A necessary and only apparently paradoxical result...is that formal equality before the law is in conflict with, and in fact incompatible with, any activity of the government deliberately aiming at material or substantive equality of different people, and that any policy aiming directly at a substantive ideal of distribution justice must lead to the destruction of the Rule of Law. To produce the same result for different people, it is necessary to treat them differently.  To give different people the same objective opportunities  is not to give them the same subjective chance.  It cannot be denied that the Rule of Law produces economic inequality--all that can be claimed for it is that this inequality is not designed to affect particular people in a particular way.  It is very significant and characteristic that socialists (and Nazis) have always protested against "merely" formal justice, that they have always objected to a law which had no views on how well off particular people ought to be, and that they have always demanded a "socialization of the law," attacked the independence of judges, and at the same time given their support to all such movements as the Freirechtsschule which undermined the Rule of Law.

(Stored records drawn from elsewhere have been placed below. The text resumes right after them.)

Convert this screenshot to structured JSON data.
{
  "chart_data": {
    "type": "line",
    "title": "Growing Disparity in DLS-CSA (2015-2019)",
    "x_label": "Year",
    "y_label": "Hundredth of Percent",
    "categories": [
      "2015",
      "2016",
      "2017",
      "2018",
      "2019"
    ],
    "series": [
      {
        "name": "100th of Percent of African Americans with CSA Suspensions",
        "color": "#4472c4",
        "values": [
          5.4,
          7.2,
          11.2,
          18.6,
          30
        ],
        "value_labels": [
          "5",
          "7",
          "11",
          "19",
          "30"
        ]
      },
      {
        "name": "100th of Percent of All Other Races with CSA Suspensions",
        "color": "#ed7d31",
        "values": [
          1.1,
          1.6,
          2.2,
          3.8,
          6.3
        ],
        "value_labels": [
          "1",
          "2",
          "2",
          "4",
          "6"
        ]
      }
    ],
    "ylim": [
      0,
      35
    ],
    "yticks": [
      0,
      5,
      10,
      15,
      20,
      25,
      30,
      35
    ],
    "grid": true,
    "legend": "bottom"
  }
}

Hayek, who came from Austria, adds this footnote:

It is therefore not altogether false, when the legal theorist of National Socialism, Carl Schmitt, opposes to the liberal Rechstaat (i.e., the Rule of Law), the National Socialist ideal of the gerechte Staat) ("the just state")--only that the sort of justice which is opposed to formal justice necessarily implies discrimination between persons. [Editor Bruce Caldwell adds the following: German jurist Carl Schmitt (1888-1985) was a critic of liberal parliamentarianism and defender of the authoritarian state. In the 1930s he attempted to reconcile his views with those of the Nazis, offering legal justifications of their takeover of the government and defending the Nuremberg Laws that excluded Jews from public and social life. Though he lost favor with the Nazis by 1936, outside of Germany he was often viewed as the legal theorist of National Socialism.  Hayek also refers to the Freirechtsschule, which is the German term for "legal realism," a doctrine that holds that instinct rather than rule-following is the actual basis of judicial interpretation of the law."--Ed.]